7 facts you may not know about Mount Everest
Arabiaweather.com - Ismail Qasimi - More than 60 years have passed since "Edmund Hillary" and "Tenzing Norgay" entered history as the first conquerors of the summit of Mount Everest when they reached this summit on May 29, 1953 AD. To this day, we still hear countless stories of victories and attempts to reach the top.
Even still, there are some interesting facts about Mount Everest that you might not know.
Although the Himalayas were formed 60 million years ago, the history of Everest is older than that. The rocks on the mountain were part of the sedimentary layers under the sea 450 million years ago. Upper mountain formations that contain fossils of marine organisms that once lived in the ocean.
Mount Everest got its name from a man who had never actually seen the top of the mountain , retired British surveyor George Everest who discovered the mountain but couldn't reach it. by name.

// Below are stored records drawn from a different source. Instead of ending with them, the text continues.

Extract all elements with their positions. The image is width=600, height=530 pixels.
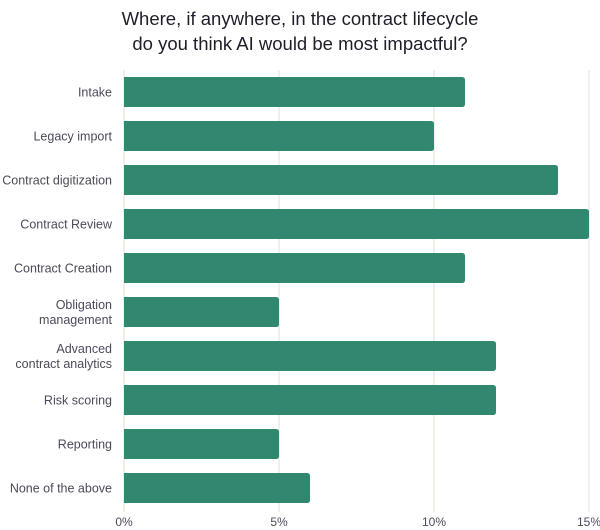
category-label-line: Contract Creation xyxy=(14,262,112,276)
category-label-line: None of the above xyxy=(10,482,112,496)
chart-title-line-2: do you think AI would be most impactful? xyxy=(132,33,468,54)
category-label: Contract digitization xyxy=(2,174,112,188)
category-label-line: Reporting xyxy=(58,438,112,452)
bar xyxy=(124,253,465,283)
bar xyxy=(124,473,310,503)
category-label: Intake xyxy=(78,86,112,100)
bar xyxy=(124,77,465,107)
category-label: Contract Creation xyxy=(14,262,112,276)
bar xyxy=(124,297,279,327)
category-label: Legacy import xyxy=(33,130,112,144)
category-label: Reporting xyxy=(58,438,112,452)
category-label-line: Contract digitization xyxy=(2,174,112,188)
x-tick-label: 5% xyxy=(270,515,288,529)
category-label: Contract Review xyxy=(20,218,113,232)
bar xyxy=(124,429,279,459)
bar xyxy=(124,385,496,415)
chart-title-line-1: Where, if anywhere, in the contract life… xyxy=(121,8,479,29)
bar xyxy=(124,341,496,371)
bar xyxy=(124,121,434,151)
category-label: Risk scoring xyxy=(44,394,112,408)
category-label-line: Legacy import xyxy=(33,130,112,144)
chart-title: Where, if anywhere, in the contract life… xyxy=(0,6,600,56)
bar xyxy=(124,165,558,195)
x-tick-label: 15% xyxy=(577,515,600,529)
category-label: None of the above xyxy=(10,482,112,496)
category-label: Advanced contract analytics xyxy=(15,342,112,371)
category-label-line: Contract Review xyxy=(20,218,113,232)
category-label-line: Risk scoring xyxy=(44,394,112,408)
x-tick-label: 10% xyxy=(422,515,446,529)
x-tick-label: 0% xyxy=(115,515,133,529)
category-label-line: Advanced xyxy=(56,342,112,356)
bar xyxy=(124,209,589,239)
category-label-line: Obligation xyxy=(56,298,112,312)
category-label-line: management xyxy=(39,313,112,327)
category-label-line: Intake xyxy=(78,86,112,100)
category-label: Obligation management xyxy=(39,298,112,327)
category-label-line: contract analytics xyxy=(15,357,112,371)
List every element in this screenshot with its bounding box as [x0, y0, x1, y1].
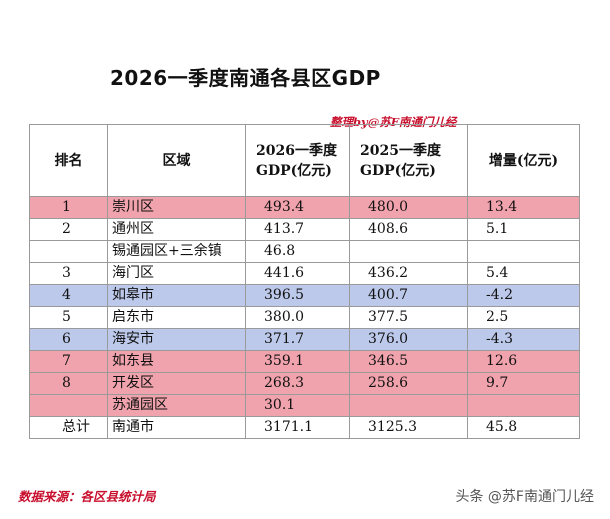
increase-cell: 5.1 [467, 218, 580, 241]
increase-cell: -4.2 [467, 284, 580, 307]
rank-cell: 6 [29, 328, 108, 351]
gdp-2025-cell: 480.0 [349, 196, 468, 219]
table-row: 7 如东县 359.1 346.5 12.6 [29, 350, 580, 373]
gdp-2026-cell: 3171.1 [245, 416, 350, 439]
region-cell: 如东县 [107, 350, 246, 373]
table-row: 锡通园区+三余镇 46.8 [29, 240, 580, 263]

- Before the name of the mountain was changed after Sir George Everest, a Welsh geographer had called it the "Fifteenth Summit", and this name was used until 1856 AD.
- 10 percent of those who attempted to climb died at the top , and it is known that one in ten climbers lost their lives on the way back, and there are still about 200 bodies scattered across the mountain.
- The bodies of two climbers remained missing for more than 75 years, namely George Mallory, who had one of the first three attempts to climb the summit, and he was along with fellow climber Andrew Irvine in 1924, and over the previous decades, researchers were unable to find their bodies.
- At this height there are some living creatures , and although the high altitude in the sky is barely enough air to breathe, there are some spiders known scientifically as Euophrys omnisuperstes, known as pop-up spiders, and they live in the Himalayas between holes and cracks on the slopes of Mount Everest.
- In 1994 a research team found that Mount Everest is still growing about 4 millimeters every year.